Monday, June 3, 3:15pm
I take another swim post-sandwich. My abandon in the face of digestion terrifies the Italians around me. Then I pack up and begin the short drive along the coast to the seaside town of Pescara.
Traffic’s not terrible, but parking is, as is inevitable in cities that were built before cars, but it works out as I’m stepping out of the car just in time for aperitivo. I had planned to make a beeline for an old favorite, Don Gennaro 1918, in particular because I heard the team there had come up with an ingenious way to help familiarize guests with their incredible collection of regional liqueurs. By mixing them with beer or wine to create a drink called a mischiati, they’re doing the laudable work of giving the people what they want while also highlighting these oft-overlooked, exquisite expressions of local culture.
I deviate, however, because my friend Sarah Cicolini—the internationally acclaimed chef of Roman restaurants Santopalato and Avanvera who is originally from Abruzzo—has directed me toward a new wine bar called Glicine.

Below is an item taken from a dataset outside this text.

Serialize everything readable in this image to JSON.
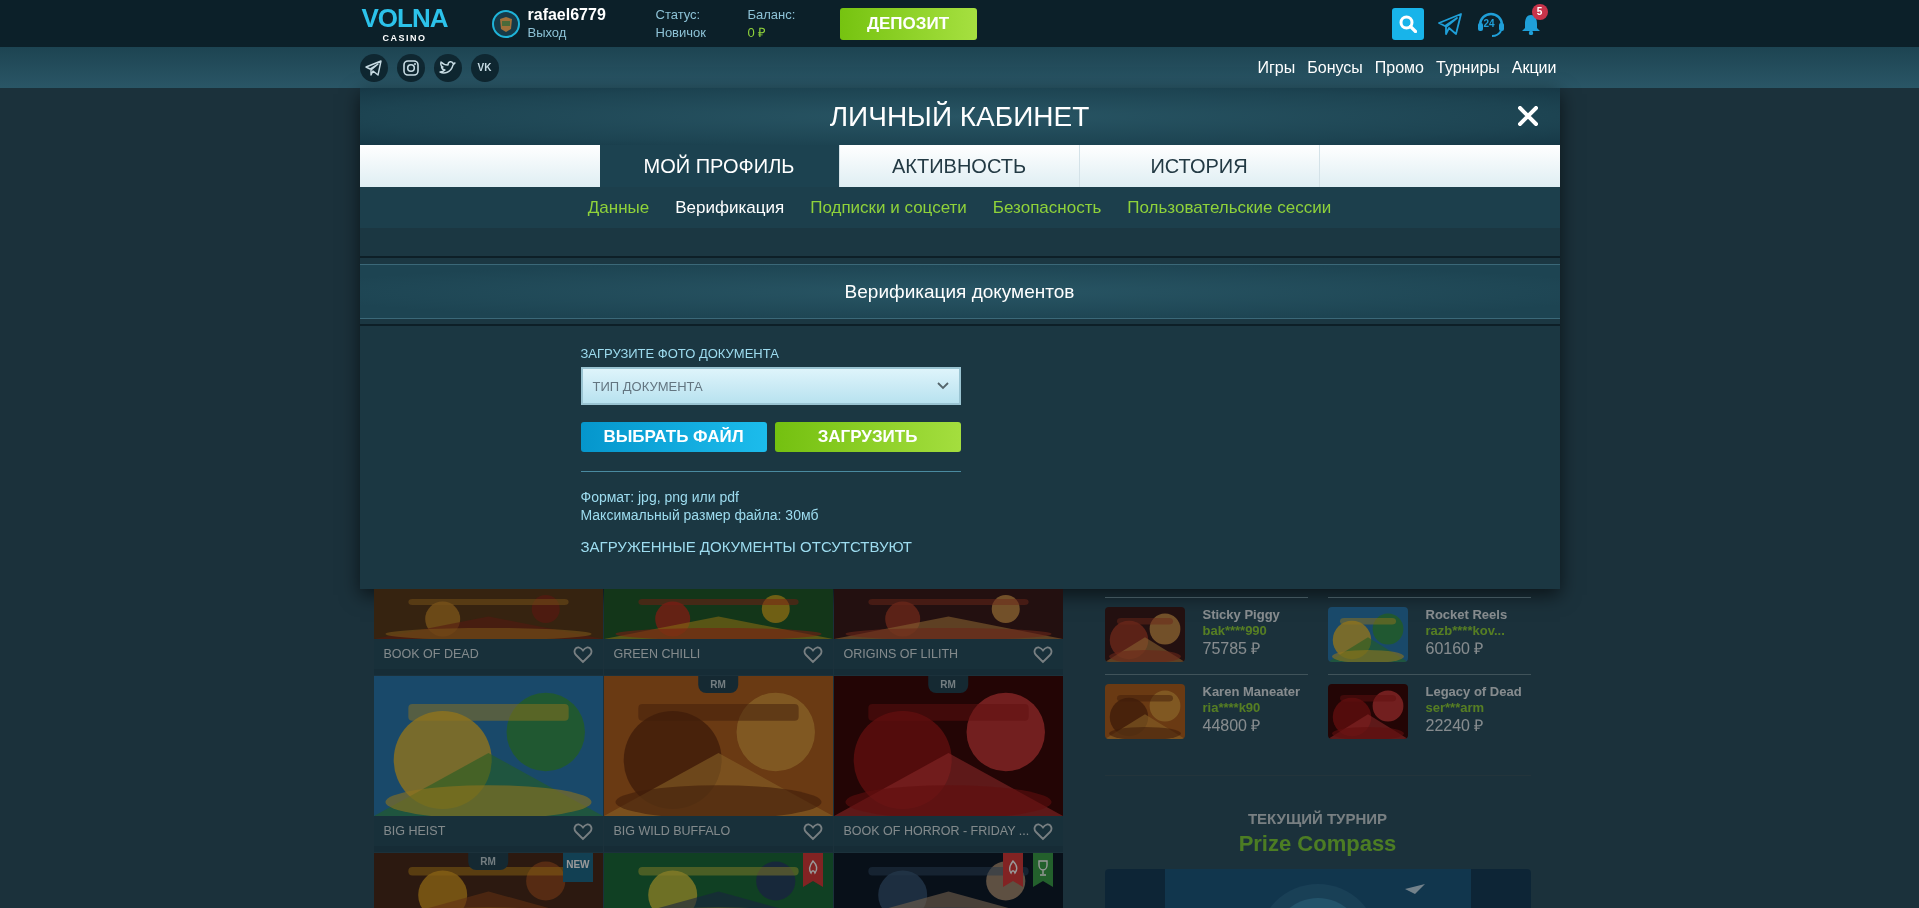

They’re still setting up their seating when I wander in, but they don’t mind me taking the time to admire their careful curation of small producers from all over the world. The sparkling collection is tempting, though I doubt they’ll pop a fresh bottle of one of the grower Champagnes I’m eyeing just for me. They surprise me, then, when they start service and seem not just willing but in fact pleased when I make my ask. It’s always a great sign when wine people are excited to share their bounty, and their joy.